General reference: http://www.w3.org/TR/REC-html40/sgml/entities.html

A note about character encoding

edit

Please note that some futzing may be required on your part to get non-ASCII characters to work properly. Take note of the character encoding that your scripts (including this one) and data are stored in, what character encoding Perl is expecting for input data, what encoding it uses for output data, and whether or not the code in your scripts handles these encodings properly.

As of March 2005, Wikipedia database dumps are in a Latin encoding. Please note that this is not compatible in all ways with the UTF-8 representation of Unicode.

To learn more about how Perl handles character encodings, read the "perlunicode" manpage, and the documentation on the -C flag in the "perlrun" manpage.

To change the character encoding in which Emacs saves a particular buffer, use M-x set-buffer-file-encoding-system.

Your system may already be properly configured; you may want to go ahead and see if everything Just Works before you change anything.

Usage

edit

(Usage examples assume a Linux-like system running the tcsh shell.)

There are two ways to run the bot. For safety and security, the only way to initiate an action is from the command line, not from the wiki itself.

The first way is to run a single command directly from the command line, allowing a data stream to be fed through STDIN (e.g. through a pipe).

perl pearle.pl COMMAND ARGUMENT1 ARGUMENT2

To run a series of commands, do something like:

cat commands.txt | perl pearle.pl READ_COMMANDS

All commands are logged in a file in the current working directory.
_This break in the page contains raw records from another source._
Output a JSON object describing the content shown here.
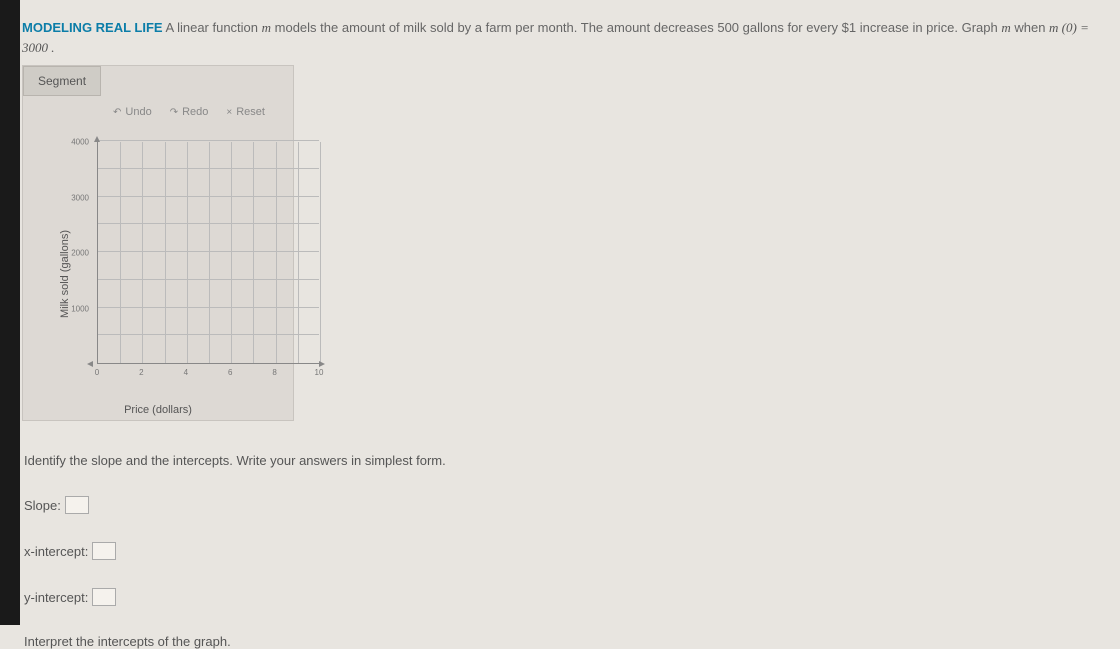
{
  "heading": {
    "label": "MODELING REAL LIFE",
    "text_1": "A linear function ",
    "var_1": "m",
    "text_2": " models the amount of milk sold by a farm per month. The amount decreases 500 gallons for every $1 increase in price. Graph ",
    "var_2": "m",
    "text_3": " when ",
    "eq": "m (0) = 3000 ."
  },
  "tools": {
    "segment": "Segment",
    "undo": "Undo",
    "redo": "Redo",
    "reset": "Reset"
  },
  "chart": {
    "type": "line-grid",
    "xlabel": "Price (dollars)",
    "ylabel": "Milk sold (gallons)",
    "xlim": [
      0,
      10
    ],
    "ylim": [
      0,
      4000
    ],
    "xticks": [
      0,
      2,
      4,
      6,
      8,
      10
    ],
    "yticks": [
      1000,
      2000,
      3000,
      4000
    ],
    "x_grid_step": 1,
    "y_grid_step": 500,
    "grid_color": "#bbbbbb",
    "axis_color": "#888888",
    "background_color": "#ddd9d4",
    "tick_fontsize": 8,
    "label_fontsize": 11
  },
  "questions": {
    "instr": "Identify the slope and the intercepts. Write your answers in simplest form.",
    "slope_label": "Slope:",
    "xint_label": "x-intercept:",
    "yint_label": "y-intercept:",
    "interpret": "Interpret the intercepts of the graph."
  }
}
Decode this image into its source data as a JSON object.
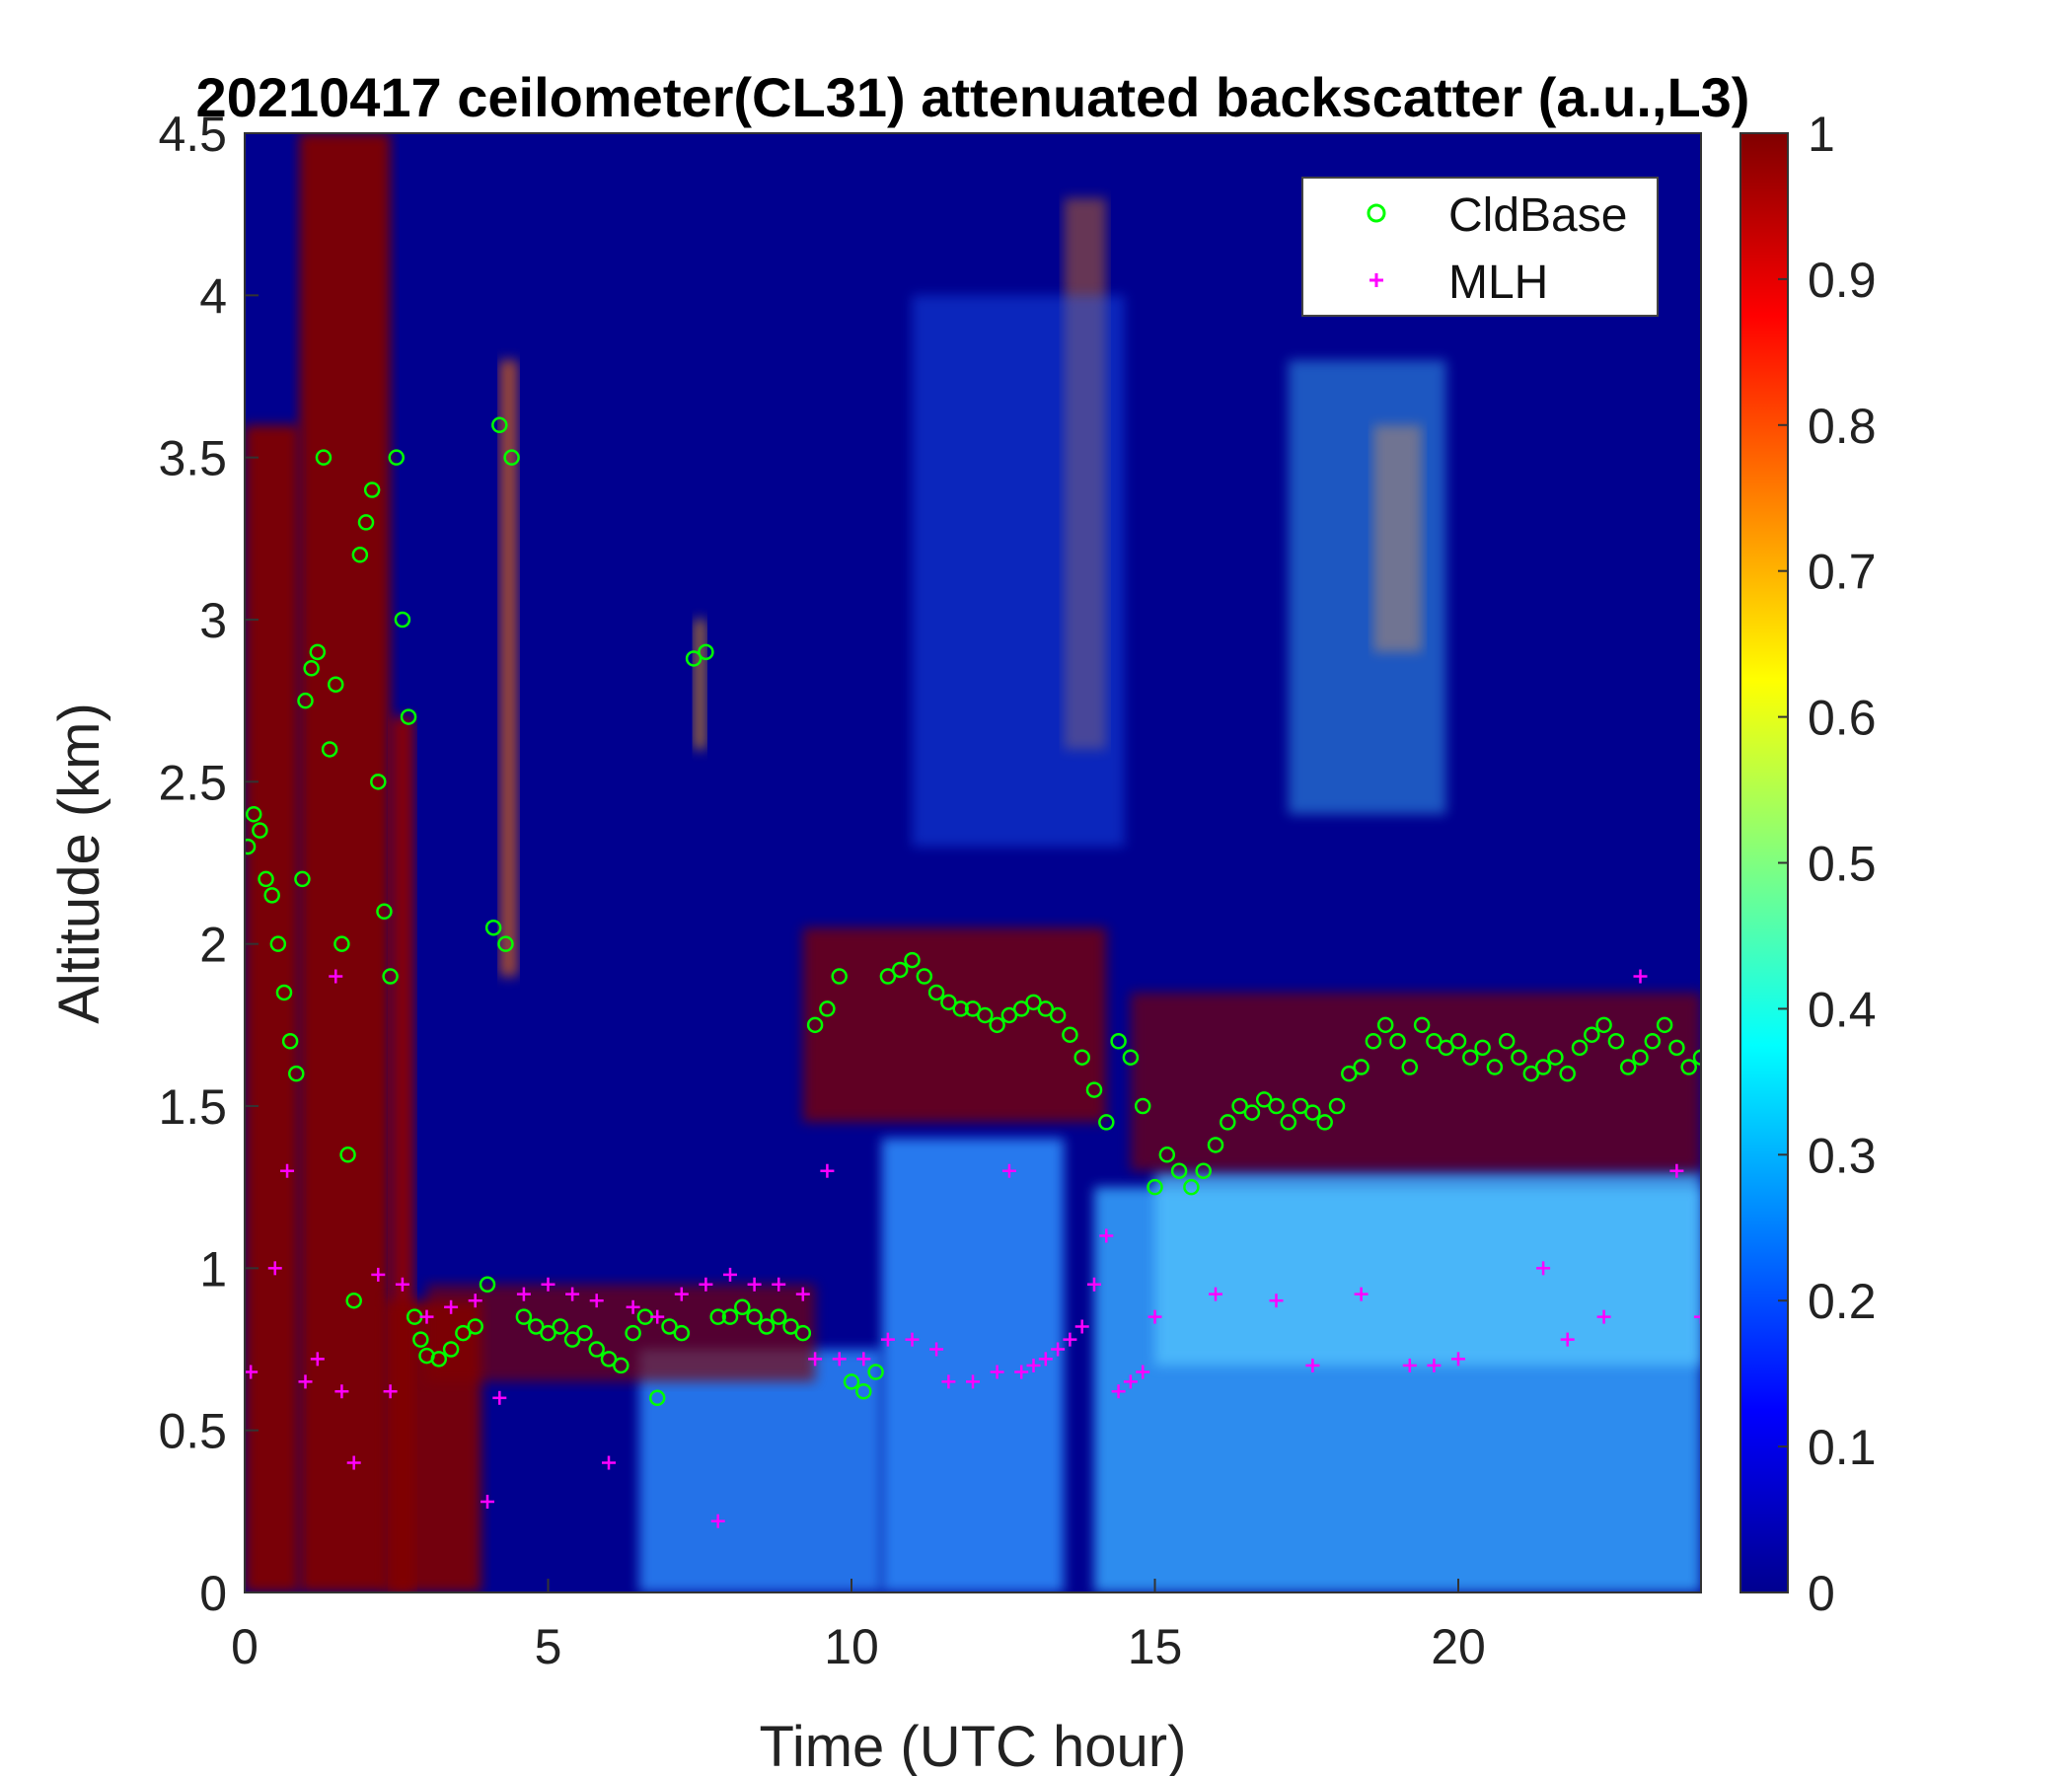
{
  "chart_data": {
    "type": "heatmap",
    "title": "20210417 ceilometer(CL31) attenuated backscatter (a.u.,L3)",
    "xlabel": "Time (UTC hour)",
    "ylabel": "Altitude (km)",
    "xlim": [
      0,
      24
    ],
    "ylim": [
      0,
      4.5
    ],
    "x_ticks": [
      0,
      5,
      10,
      15,
      20
    ],
    "y_ticks": [
      0,
      0.5,
      1,
      1.5,
      2,
      2.5,
      3,
      3.5,
      4,
      4.5
    ],
    "colorbar": {
      "colormap": "jet",
      "clim": [
        0,
        1
      ],
      "ticks": [
        0,
        0.1,
        0.2,
        0.3,
        0.4,
        0.5,
        0.6,
        0.7,
        0.8,
        0.9,
        1
      ]
    },
    "legend": {
      "placement": "top-right",
      "entries": [
        {
          "label": "CldBase",
          "marker": "circle",
          "color": "#00ff00"
        },
        {
          "label": "MLH",
          "marker": "plus",
          "color": "#ff00ff"
        }
      ]
    },
    "colors": {
      "background_field": "#00008f",
      "cldbase": "#00ff00",
      "mlh": "#ff00ff"
    },
    "series": [
      {
        "name": "CldBase",
        "points": [
          [
            0.05,
            2.3
          ],
          [
            0.15,
            2.4
          ],
          [
            0.25,
            2.35
          ],
          [
            0.35,
            2.2
          ],
          [
            0.45,
            2.15
          ],
          [
            0.55,
            2.0
          ],
          [
            0.65,
            1.85
          ],
          [
            0.75,
            1.7
          ],
          [
            0.85,
            1.6
          ],
          [
            0.95,
            2.2
          ],
          [
            1.0,
            2.75
          ],
          [
            1.1,
            2.85
          ],
          [
            1.2,
            2.9
          ],
          [
            1.3,
            3.5
          ],
          [
            1.4,
            2.6
          ],
          [
            1.5,
            2.8
          ],
          [
            1.6,
            2.0
          ],
          [
            1.7,
            1.35
          ],
          [
            1.8,
            0.9
          ],
          [
            1.9,
            3.2
          ],
          [
            2.0,
            3.3
          ],
          [
            2.1,
            3.4
          ],
          [
            2.2,
            2.5
          ],
          [
            2.3,
            2.1
          ],
          [
            2.4,
            1.9
          ],
          [
            2.5,
            3.5
          ],
          [
            2.6,
            3.0
          ],
          [
            2.7,
            2.7
          ],
          [
            2.8,
            0.85
          ],
          [
            2.9,
            0.78
          ],
          [
            3.0,
            0.73
          ],
          [
            3.2,
            0.72
          ],
          [
            3.4,
            0.75
          ],
          [
            3.6,
            0.8
          ],
          [
            3.8,
            0.82
          ],
          [
            4.0,
            0.95
          ],
          [
            4.1,
            2.05
          ],
          [
            4.2,
            3.6
          ],
          [
            4.3,
            2.0
          ],
          [
            4.4,
            3.5
          ],
          [
            4.6,
            0.85
          ],
          [
            4.8,
            0.82
          ],
          [
            5.0,
            0.8
          ],
          [
            5.2,
            0.82
          ],
          [
            5.4,
            0.78
          ],
          [
            5.6,
            0.8
          ],
          [
            5.8,
            0.75
          ],
          [
            6.0,
            0.72
          ],
          [
            6.2,
            0.7
          ],
          [
            6.4,
            0.8
          ],
          [
            6.6,
            0.85
          ],
          [
            6.8,
            0.6
          ],
          [
            7.0,
            0.82
          ],
          [
            7.2,
            0.8
          ],
          [
            7.4,
            2.88
          ],
          [
            7.6,
            2.9
          ],
          [
            7.8,
            0.85
          ],
          [
            8.0,
            0.85
          ],
          [
            8.2,
            0.88
          ],
          [
            8.4,
            0.85
          ],
          [
            8.6,
            0.82
          ],
          [
            8.8,
            0.85
          ],
          [
            9.0,
            0.82
          ],
          [
            9.2,
            0.8
          ],
          [
            9.4,
            1.75
          ],
          [
            9.6,
            1.8
          ],
          [
            9.8,
            1.9
          ],
          [
            10.0,
            0.65
          ],
          [
            10.2,
            0.62
          ],
          [
            10.4,
            0.68
          ],
          [
            10.6,
            1.9
          ],
          [
            10.8,
            1.92
          ],
          [
            11.0,
            1.95
          ],
          [
            11.2,
            1.9
          ],
          [
            11.4,
            1.85
          ],
          [
            11.6,
            1.82
          ],
          [
            11.8,
            1.8
          ],
          [
            12.0,
            1.8
          ],
          [
            12.2,
            1.78
          ],
          [
            12.4,
            1.75
          ],
          [
            12.6,
            1.78
          ],
          [
            12.8,
            1.8
          ],
          [
            13.0,
            1.82
          ],
          [
            13.2,
            1.8
          ],
          [
            13.4,
            1.78
          ],
          [
            13.6,
            1.72
          ],
          [
            13.8,
            1.65
          ],
          [
            14.0,
            1.55
          ],
          [
            14.2,
            1.45
          ],
          [
            14.4,
            1.7
          ],
          [
            14.6,
            1.65
          ],
          [
            14.8,
            1.5
          ],
          [
            15.0,
            1.25
          ],
          [
            15.2,
            1.35
          ],
          [
            15.4,
            1.3
          ],
          [
            15.6,
            1.25
          ],
          [
            15.8,
            1.3
          ],
          [
            16.0,
            1.38
          ],
          [
            16.2,
            1.45
          ],
          [
            16.4,
            1.5
          ],
          [
            16.6,
            1.48
          ],
          [
            16.8,
            1.52
          ],
          [
            17.0,
            1.5
          ],
          [
            17.2,
            1.45
          ],
          [
            17.4,
            1.5
          ],
          [
            17.6,
            1.48
          ],
          [
            17.8,
            1.45
          ],
          [
            18.0,
            1.5
          ],
          [
            18.2,
            1.6
          ],
          [
            18.4,
            1.62
          ],
          [
            18.6,
            1.7
          ],
          [
            18.8,
            1.75
          ],
          [
            19.0,
            1.7
          ],
          [
            19.2,
            1.62
          ],
          [
            19.4,
            1.75
          ],
          [
            19.6,
            1.7
          ],
          [
            19.8,
            1.68
          ],
          [
            20.0,
            1.7
          ],
          [
            20.2,
            1.65
          ],
          [
            20.4,
            1.68
          ],
          [
            20.6,
            1.62
          ],
          [
            20.8,
            1.7
          ],
          [
            21.0,
            1.65
          ],
          [
            21.2,
            1.6
          ],
          [
            21.4,
            1.62
          ],
          [
            21.6,
            1.65
          ],
          [
            21.8,
            1.6
          ],
          [
            22.0,
            1.68
          ],
          [
            22.2,
            1.72
          ],
          [
            22.4,
            1.75
          ],
          [
            22.6,
            1.7
          ],
          [
            22.8,
            1.62
          ],
          [
            23.0,
            1.65
          ],
          [
            23.2,
            1.7
          ],
          [
            23.4,
            1.75
          ],
          [
            23.6,
            1.68
          ],
          [
            23.8,
            1.62
          ],
          [
            24.0,
            1.65
          ]
        ]
      },
      {
        "name": "MLH",
        "points": [
          [
            0.1,
            0.68
          ],
          [
            0.5,
            1.0
          ],
          [
            0.7,
            1.3
          ],
          [
            1.0,
            0.65
          ],
          [
            1.2,
            0.72
          ],
          [
            1.5,
            1.9
          ],
          [
            1.6,
            0.62
          ],
          [
            1.8,
            0.4
          ],
          [
            2.2,
            0.98
          ],
          [
            2.4,
            0.62
          ],
          [
            2.6,
            0.95
          ],
          [
            3.0,
            0.85
          ],
          [
            3.4,
            0.88
          ],
          [
            3.8,
            0.9
          ],
          [
            4.0,
            0.28
          ],
          [
            4.2,
            0.6
          ],
          [
            4.6,
            0.92
          ],
          [
            5.0,
            0.95
          ],
          [
            5.4,
            0.92
          ],
          [
            5.8,
            0.9
          ],
          [
            6.0,
            0.4
          ],
          [
            6.4,
            0.88
          ],
          [
            6.8,
            0.85
          ],
          [
            7.2,
            0.92
          ],
          [
            7.6,
            0.95
          ],
          [
            7.8,
            0.22
          ],
          [
            8.0,
            0.98
          ],
          [
            8.4,
            0.95
          ],
          [
            8.8,
            0.95
          ],
          [
            9.2,
            0.92
          ],
          [
            9.4,
            0.72
          ],
          [
            9.6,
            1.3
          ],
          [
            9.8,
            0.72
          ],
          [
            10.2,
            0.72
          ],
          [
            10.6,
            0.78
          ],
          [
            11.0,
            0.78
          ],
          [
            11.4,
            0.75
          ],
          [
            11.6,
            0.65
          ],
          [
            12.0,
            0.65
          ],
          [
            12.4,
            0.68
          ],
          [
            12.6,
            1.3
          ],
          [
            12.8,
            0.68
          ],
          [
            13.0,
            0.7
          ],
          [
            13.2,
            0.72
          ],
          [
            13.4,
            0.75
          ],
          [
            13.6,
            0.78
          ],
          [
            13.8,
            0.82
          ],
          [
            14.0,
            0.95
          ],
          [
            14.2,
            1.1
          ],
          [
            14.4,
            0.62
          ],
          [
            14.6,
            0.65
          ],
          [
            14.8,
            0.68
          ],
          [
            15.0,
            0.85
          ],
          [
            16.0,
            0.92
          ],
          [
            17.0,
            0.9
          ],
          [
            17.6,
            0.7
          ],
          [
            18.4,
            0.92
          ],
          [
            19.2,
            0.7
          ],
          [
            19.6,
            0.7
          ],
          [
            20.0,
            0.72
          ],
          [
            21.4,
            1.0
          ],
          [
            21.8,
            0.78
          ],
          [
            22.4,
            0.85
          ],
          [
            23.0,
            1.9
          ],
          [
            23.6,
            1.3
          ],
          [
            24.0,
            0.85
          ]
        ]
      }
    ]
  }
}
You may wish to clean it out occasionally, as it may eventually get very big.

To see what commands are available, see the function interpretCommands() in pearle.pl. Documentation of what each command does is either near the top of the function that implements the command, or on the page User:Pearle.

When putting commands in a file, simply put one command on each line. Blank lines are OK, and to exit execution, run the command STOP.

Commands are usually written like this:

COMMAND ARGUMENT_ONE ARGUMENT_TWO

Note the use of underscores to conveniently distinguish between arguments.

For move commands, you may be able to do this:

* COMMAND [[ARGUMENT ONE]] -> [[ARGUMENT TWO]]

The second style allows you to post a list of commands on a Mediawiki page and have the pages you are moving have "live" links, so people can check up on them.